However, his hype was in a way offset by the veteran presences of Mike Piazza, Al Leiter, John Franco and Tom Glavine. They all helped groom him into the superstar player he is today as he learned the ropes of the game at its highest level.
Wright did not really emerge as a leader for the Mets until 2006 when the team that year won 97 games and ran away with the NL East division title. That year, he became part of the Mets' core of him, Jose Reyes, Carlos Beltran and Carlos Delgado. While Delgado was on the Mets through early in 2009, Beltran got traded to the Giants in 2011, while Reyes departed for the Marlins last offseason.
Despite being a young player, Wright was already looked up to by his peers for his consistent work ethic and his desire to win by any means necessary. He became even more of a leader in 2007, as a result of a season in which he hit .325 with 30 home runs, 107 RBI and 34 stolen bases. He followed this up with a .302 average, 33 home runs and 124 RBI a year later.
In the Mets' forgettable 2009 season, Wright really became the leader of the team, despite having a very disappointing year. That year, Reyes, Beltran, Delgado, and plenty of other teammates all spent time on the disabled list as the season became a lost cause. Even Wright himself was forced onto the disabled list for the first time in his career after getting hit in the head by Matt Cain of the Giants.
In 2010, Wright bounced back and hit 29 home runs and drove in 103 RBI, despite a .283 average. Reyes and Beltran kept battling injuries, while Wright put the team on his back and did what he could to help the Mets win.
2011 was a different story, though, mainly because Wright ended up missing two months of the season with a stress fracture in his lower back. His .254 average was by far the worst of his career and the Mets certainly missed his leadership that season.
This year, though, Wright has been having a career season and has really taken control of being the sole clubhouse leader of the Mets. While his current average might be .330, he flirted with an average over .400 for the first two months of the year.
He has been an NL MVP candidate all season, but this may not end up happening now if the Mets continue to struggle as much as they have so far in the second half.
Speaking of struggling, the Mets have not been in the postseason since 2006 and have not had a winning season since 2008. Ever since Wright really took the reigns of being the Mets' clubhouse leader, the team simply has not performed well, which basically has been every year since Citi Field opened.

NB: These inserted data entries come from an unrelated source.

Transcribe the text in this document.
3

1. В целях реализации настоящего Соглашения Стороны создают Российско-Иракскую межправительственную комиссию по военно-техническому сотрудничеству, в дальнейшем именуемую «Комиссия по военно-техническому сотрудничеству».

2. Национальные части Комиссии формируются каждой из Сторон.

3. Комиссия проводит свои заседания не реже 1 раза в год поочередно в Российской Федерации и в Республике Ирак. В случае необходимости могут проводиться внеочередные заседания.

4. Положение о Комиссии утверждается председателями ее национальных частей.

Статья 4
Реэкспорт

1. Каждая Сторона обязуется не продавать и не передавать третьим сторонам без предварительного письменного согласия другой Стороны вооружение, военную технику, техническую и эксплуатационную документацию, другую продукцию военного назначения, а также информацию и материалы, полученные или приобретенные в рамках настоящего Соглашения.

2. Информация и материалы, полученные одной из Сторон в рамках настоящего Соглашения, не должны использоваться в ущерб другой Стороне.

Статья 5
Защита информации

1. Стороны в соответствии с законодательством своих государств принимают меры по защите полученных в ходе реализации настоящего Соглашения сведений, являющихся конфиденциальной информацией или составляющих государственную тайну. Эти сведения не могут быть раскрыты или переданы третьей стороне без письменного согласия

While the Mets over the past few years have had various injuries to certain players, plus an underachieving bullpen that really hasn't been solid since 2006, there are many areas that deserve some blame for the lack of success. And, of course, there was also the financial situation that owner Fred Wilpon had to deal with in relation to the Bernie Madoff Ponzi scheme, which has since been settled.
Furthermore, the front office was rather chaotic in 2009 and 2010, due to various moves made by former general manager Omar Minaya and the distraction that former Director of Player Personnel Tony Bernazard brought upon himself in 2009. As a result, there really hasn't been much to enjoy for the Mets and their fans since 2008.
One thing that might be overlooked is the overall clubhouse leadership. While the Mets' team chemistry has been rather good in this current season for one, there might be a lack of overall leadership simply because the team is so young. Wright is not even 30 years old right now, yet he's one of the few veterans on the team and the one player who everyone really looks up to.
As the default clubhouse leader, Wright spends time comforting his teammates when needed and is always willing to offer advice to his younger peers. However, Wright does not particularly show that much visible emotion around his teammates when a certain degree of emotion could be necessary to motivate everyone.
The fact of the matter is that Wright is not exactly designed to be a genuine clubhouse leader and is better suited for being a complimentary presence in the clubhouse. In addition, the Mets have not been particularly successful since 2009 when Wright really became the clubhouse leader, so it's definitely possible that having a change in clubhouse leadership could have a better effect on the team going forward.
The Mets currently do not have a player in the organization who could overtake Wright as the new clubhouse leader. If Jason Bay was hitting well, this could be a different story, but he has struggled mightily ever since he put on a Mets uniform. Johan Santana has spent too much time on the disabled list over the past few years to qualify as well.
In order for the Mets to get a new leader in the clubhouse, they would have to sign a high profiled free agent in the offseason. With the Mets not trying particularly hard to raise their payroll, this is not likely to happen next offseason.
Whether it be a more established veteran or a more emotional teammate who can fire up the whole team at any given moment, the Mets' clubhouse leadership could certainly use an upgrade. That could be what it may take to be able to get back into the postseason.
For now, Wright remains the Mets' clubhouse leader and is doing a good job overall with the personality he has.